I'm coming up on 40 years of slogging through life without any religious affiliation, and for the most part, I have no regrets. Last Sunday, though, I was standing before a couple hundred members of All Saints Episcopal Church in Pasadena and found myself envious.

I had been asked to talk about my three-year friendship with a musician who slept on the streets of skid row when we first met.

Life with Mr. Nathaniel Ayers is opera, with great soaring arias and sudden crashes, I told the parishioners. I feel good about having found ways to help this man whose promising career ended with a breakdown 35 years ago. But at times, I worry that my good intentions have brought him more attention than he might have wished.

In describing the journey, the soul-searching and the rewards of giving, I used the words "spirituality" and "grace." As I did, I saw people nodding as if I belonged in that room with them.

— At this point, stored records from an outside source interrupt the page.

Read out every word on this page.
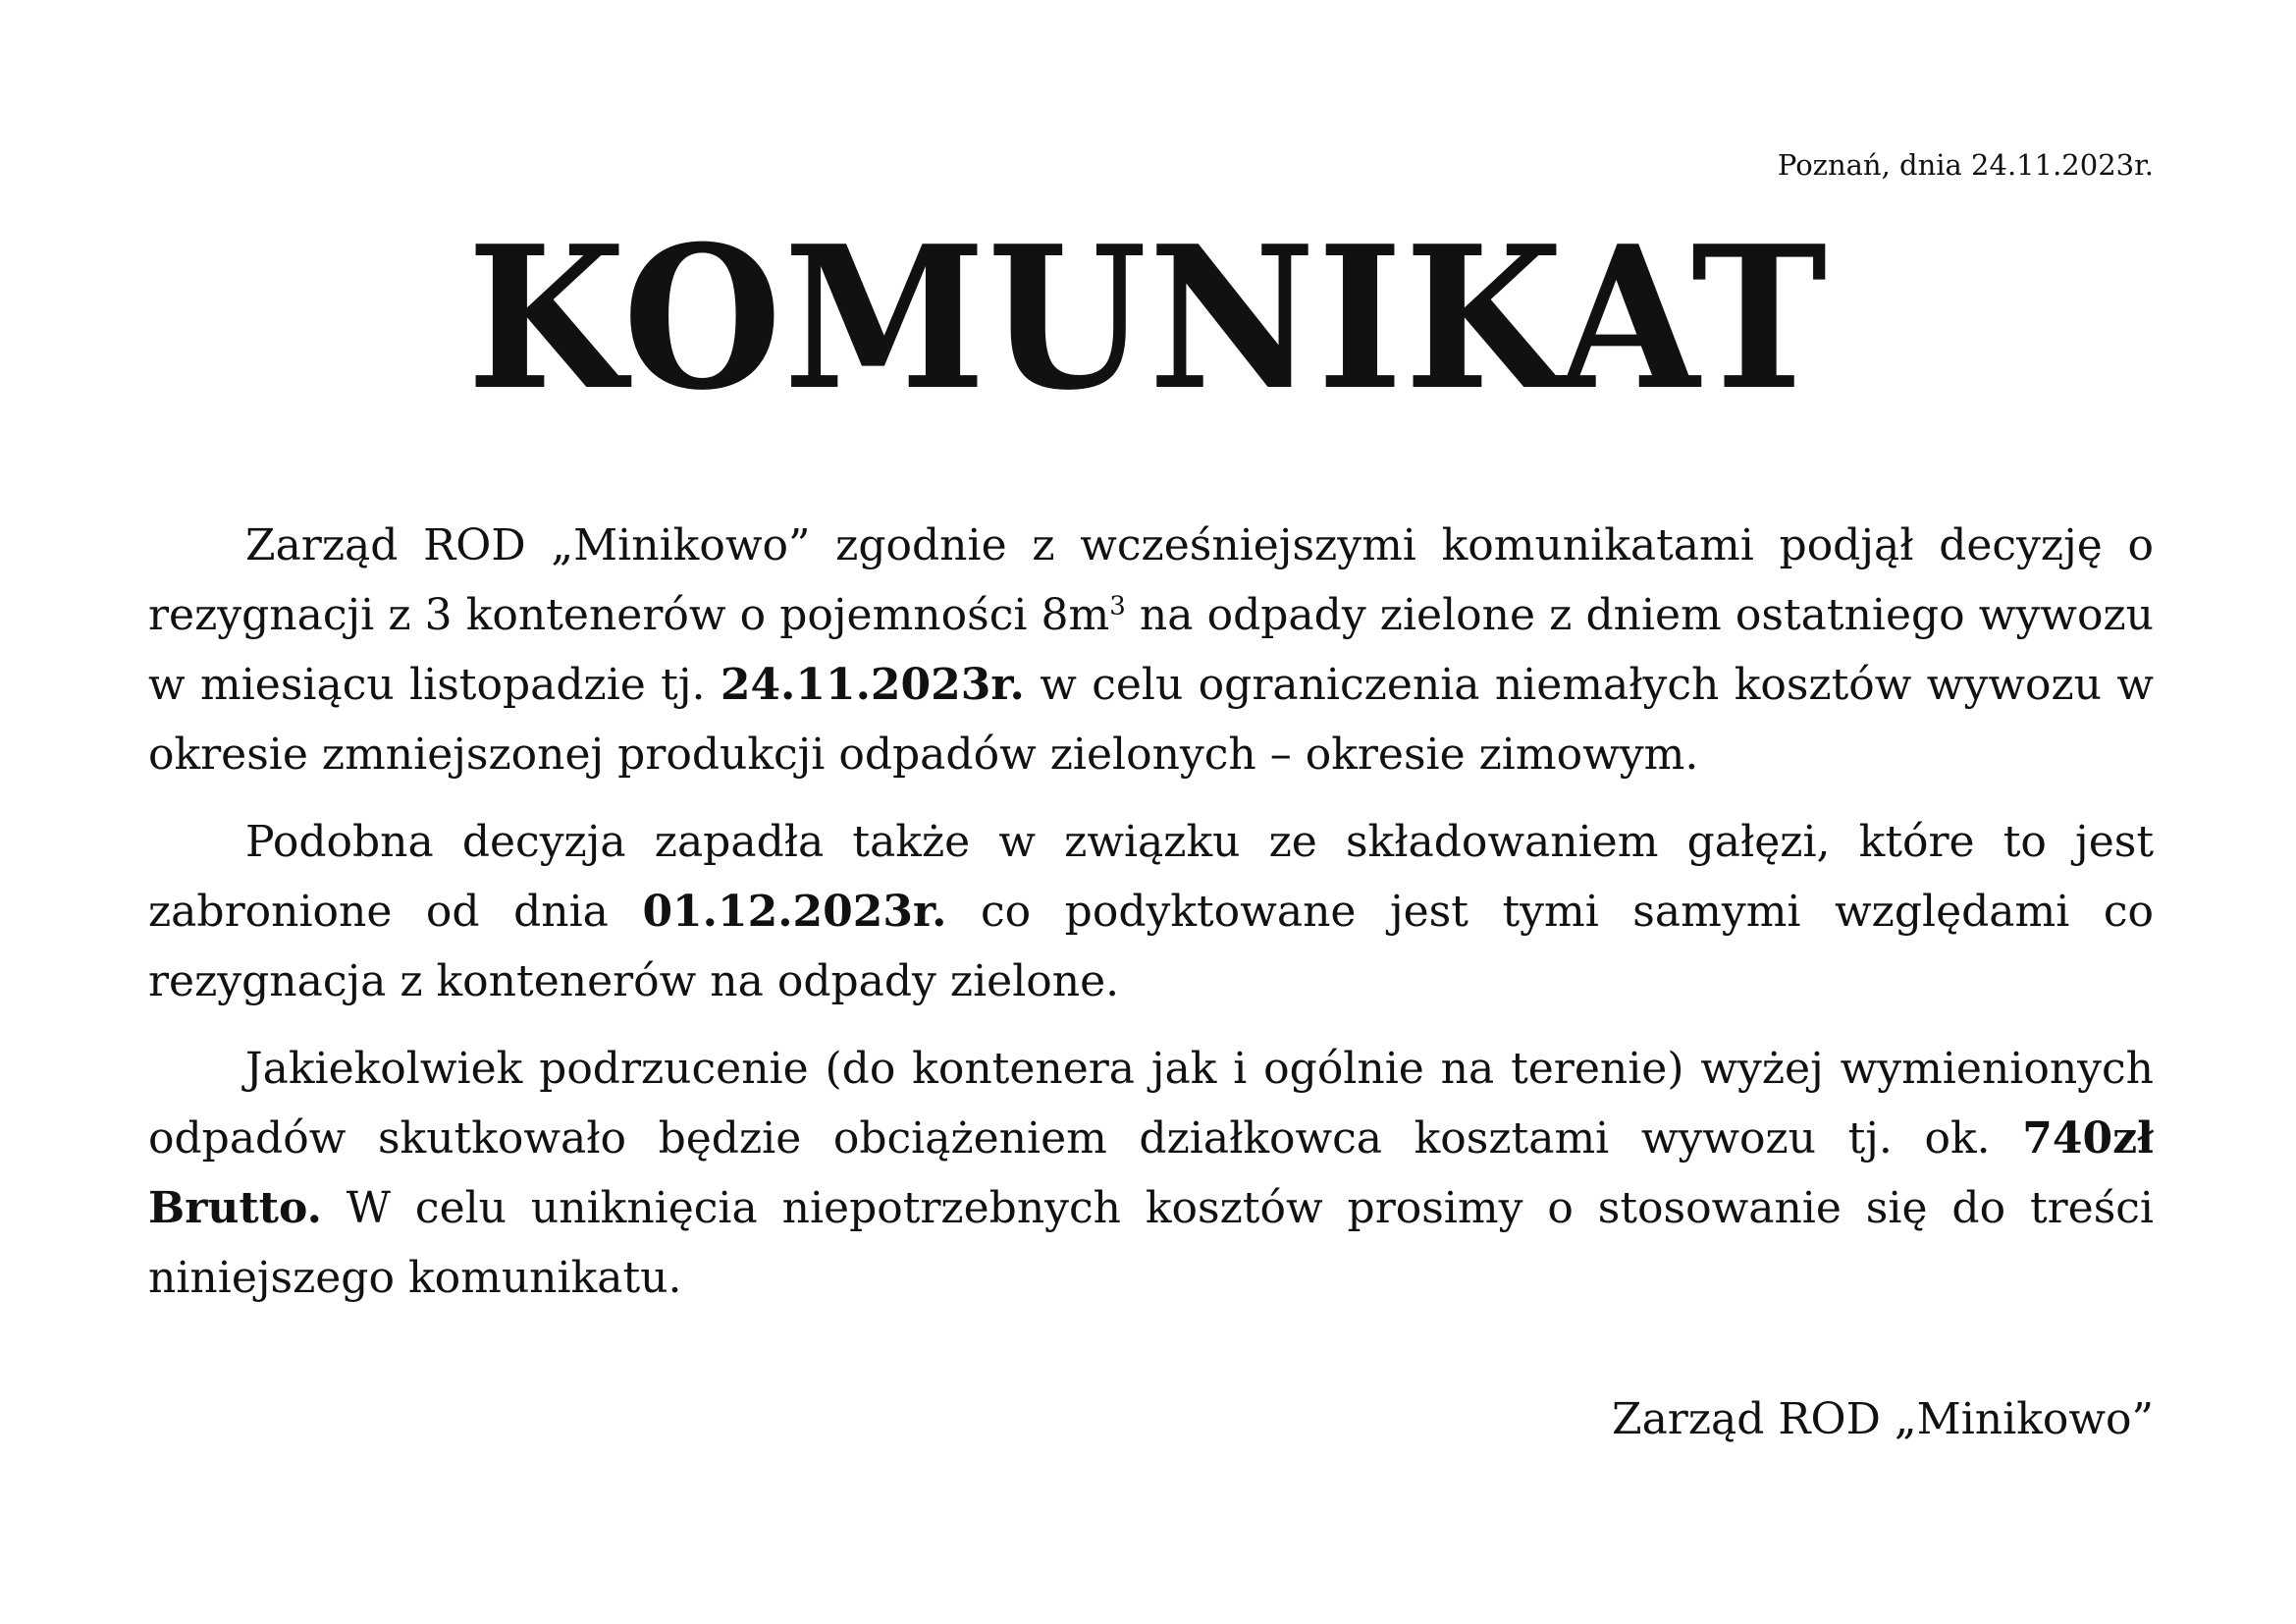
Poznań, dnia 24.11.2023r.
KOMUNIKAT

Zarząd ROD „Minikowo” zgodnie z wcześniejszymi komunikatami podjął decyzję o rezygnacji z 3 kontenerów o pojemności $8m^3$ na odpady zielone z dniem ostatniego wywozu w miesiącu listopadzie tj. 24.11.2023r. w celu ograniczenia niemałych kosztów wywozu w okresie zmniejszonej produkcji odpadów zielonych – okresie zimowym.

Podobna decyzja zapadła także w związku ze składowaniem gałęzi, które to jest zabronione od dnia 01.12.2023r. co podyktowane jest tymi samymi względami co rezygnacja z kontenerów na odpady zielone.

Jakiekolwiek podrzucenie (do kontenera jak i ogólnie na terenie) wyżej wymienionych odpadów skutkowało będzie obciążeniem działkowca kosztami wywozu tj. ok. 740zł Brutto. W celu uniknięcia niepotrzebnych kosztów prosimy o stosowanie się do treści niniejszego komunikatu.

Zarząd ROD „Minikowo”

But wait. I'm an agnostic, and quite content.

So why did I feel such a connection? Could my stubborn resistance to faith be slipping?

No way, I told myself after leaving the church. Religious fervor has done an awful lot of harm in the world, dividing people, sparking wars, producing an endless parade of charlatans and hustlers.

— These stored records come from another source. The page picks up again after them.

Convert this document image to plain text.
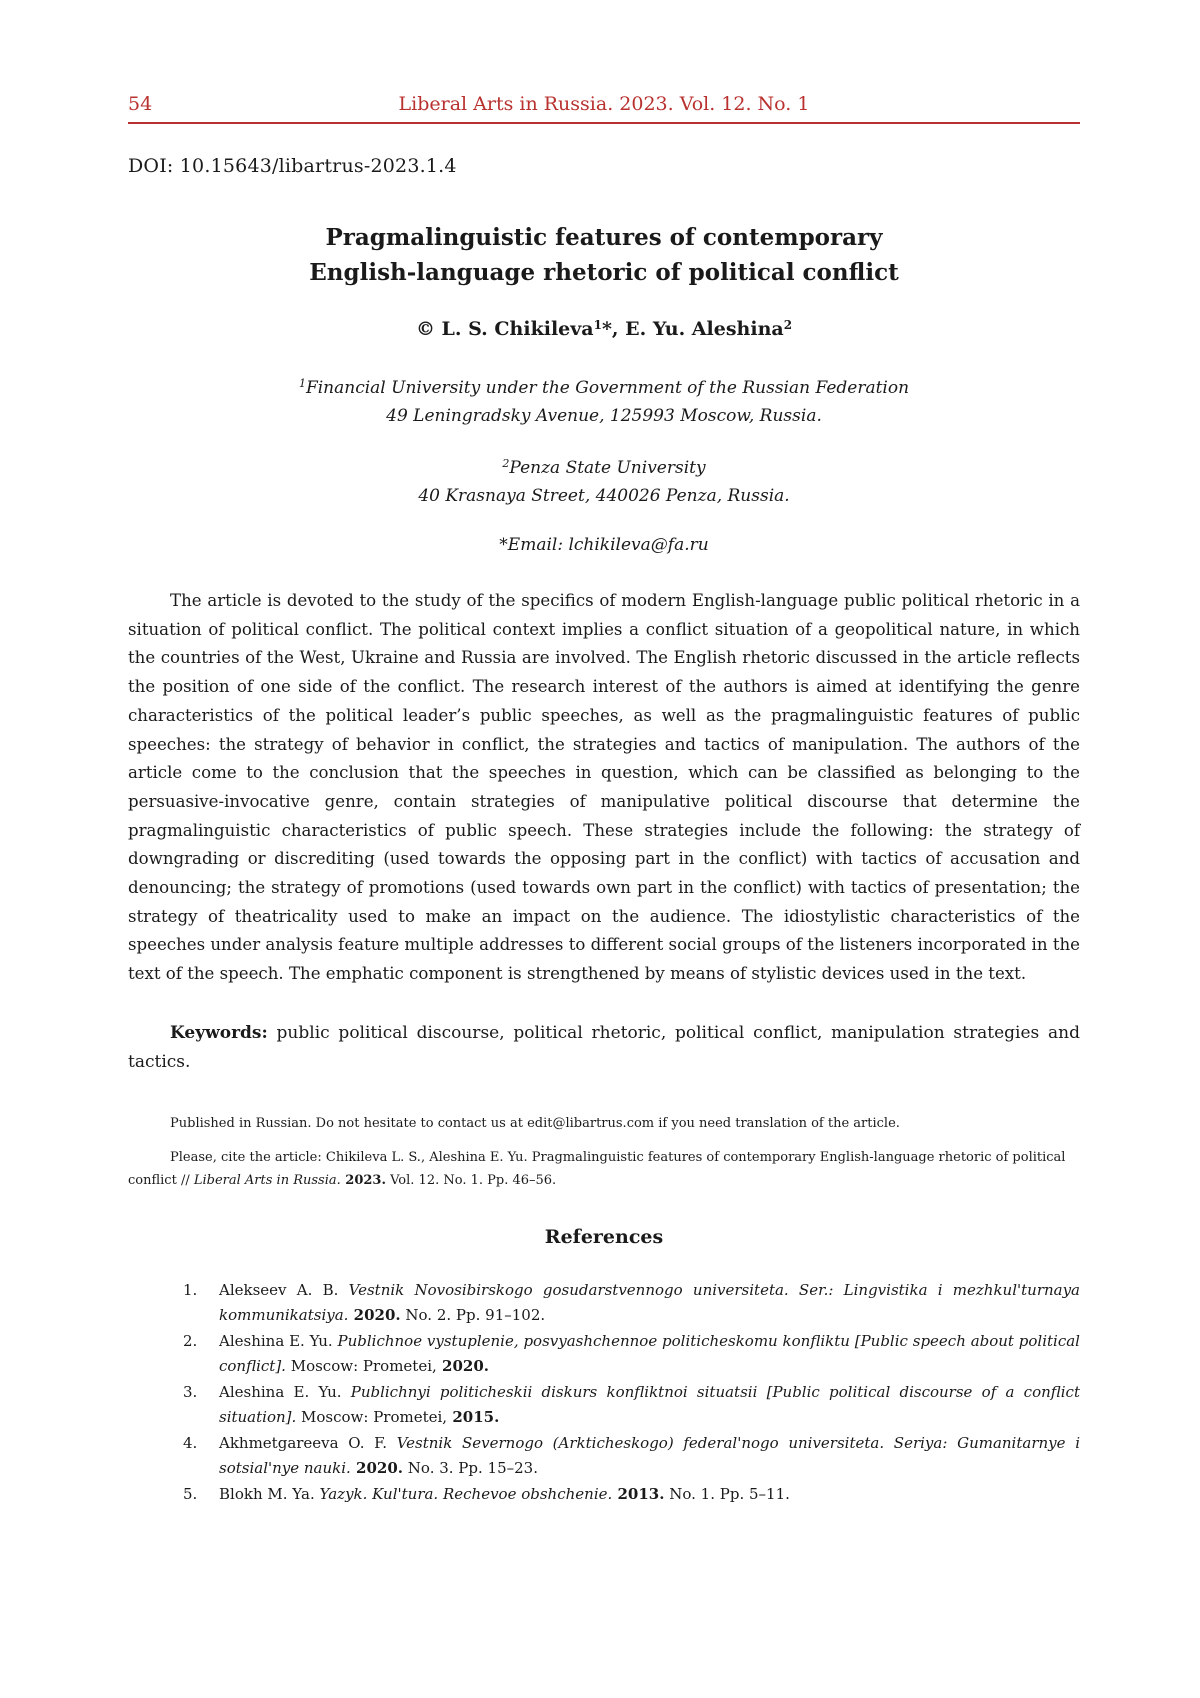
54	Liberal Arts in Russia. 2023. Vol. 12. No. 1
DOI: 10.15643/libartrus-2023.1.4
Pragmalinguistic features of contemporary
English-language rhetoric of political conflict
© L. S. Chikileva$^1$*, E. Yu. Aleshina$^2$
$^1$Financial University under the Government of the Russian Federation
49 Leningradsky Avenue, 125993 Moscow, Russia.
$^2$Penza State University
40 Krasnaya Street, 440026 Penza, Russia.
*Email: lchikileva@fa.ru

The article is devoted to the study of the specifics of modern English-language public political rhetoric in a situation of political conflict. The political context implies a conflict situation of a geopolitical nature, in which the countries of the West, Ukraine and Russia are involved. The English rhetoric discussed in the article reflects the position of one side of the conflict. The research interest of the authors is aimed at identifying the genre characteristics of the political leader’s public speeches, as well as the pragmalinguistic features of public speeches: the strategy of behavior in conflict, the strategies and tactics of manipulation. The authors of the article come to the conclusion that the speeches in question, which can be classified as belonging to the persuasive-invocative genre, contain strategies of manipulative political discourse that determine the pragmalinguistic characteristics of public speech. These strategies include the following: the strategy of downgrading or discrediting (used towards the opposing part in the conflict) with tactics of accusation and denouncing; the strategy of promotions (used towards own part in the conflict) with tactics of presentation; the strategy of theatricality used to make an impact on the audience. The idiostylistic characteristics of the speeches under analysis feature multiple addresses to different social groups of the listeners incorporated in the text of the speech. The emphatic component is strengthened by means of stylistic devices used in the text.

Keywords: public political discourse, political rhetoric, political conflict, manipulation strategies and tactics.

Published in Russian. Do not hesitate to contact us at edit@libartrus.com if you need translation of the article.

Please, cite the article: Chikileva L. S., Aleshina E. Yu. Pragmalinguistic features of contemporary English-language rhetoric of political conflict // Liberal Arts in Russia. 2023. Vol. 12. No. 1. Pp. 46–56.

References
1. Alekseev A. B. Vestnik Novosibirskogo gosudarstvennogo universiteta. Ser.: Lingvistika i mezhkul'turnaya kommunikatsiya. 2020. No. 2. Pp. 91–102.
2. Aleshina E. Yu. Publichnoe vystuplenie, posvyashchennoe politicheskomu konfliktu [Public speech about political conflict]. Moscow: Prometei, 2020.
3. Aleshina E. Yu. Publichnyi politicheskii diskurs konfliktnoi situatsii [Public political discourse of a conflict situation]. Moscow: Prometei, 2015.
4. Akhmetgareeva O. F. Vestnik Severnogo (Arkticheskogo) federal'nogo universiteta. Seriya: Gumanitarnye i sotsial'nye nauki. 2020. No. 3. Pp. 15–23.
5. Blokh M. Ya. Yazyk. Kul'tura. Rechevoe obshchenie. 2013. No. 1. Pp. 5–11.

And just look at how religion is playing out in the presidential campaign, with the running battle over which candidate is linked to the worst and most hypocritical human being who claims to speak for God.

Is it Sen. John McCain, who sought the support of televangelist John Hagee? Hagee, you'll recall, referred to the Catholic Church as "the whore of Babylon" and said God whipped up Hurricane Katrina to punish New Orleans for sins that included "a homosexual parade."

Or is it Barack Obama, who recently had to distance himself from his former pastor, the Rev. Jeremiah A. Wright Jr.? Rev. Wright suggested in a sermon that the phrase "God bless America" should really be "God damn America."

He also offered congregants his theory that the government created the HIV virus to kill off blacks, and recently said that the Rev. Louis Farrakhan, who is seen by many as an anti-Semite, is one of recent history's leading voices.

I spoke about all of this with my wife, whose beliefs and non-beliefs are similar to mine. She mentioned that our daughter, just shy of 5, had asked a couple of questions lately about people who practice different faiths and what it all means.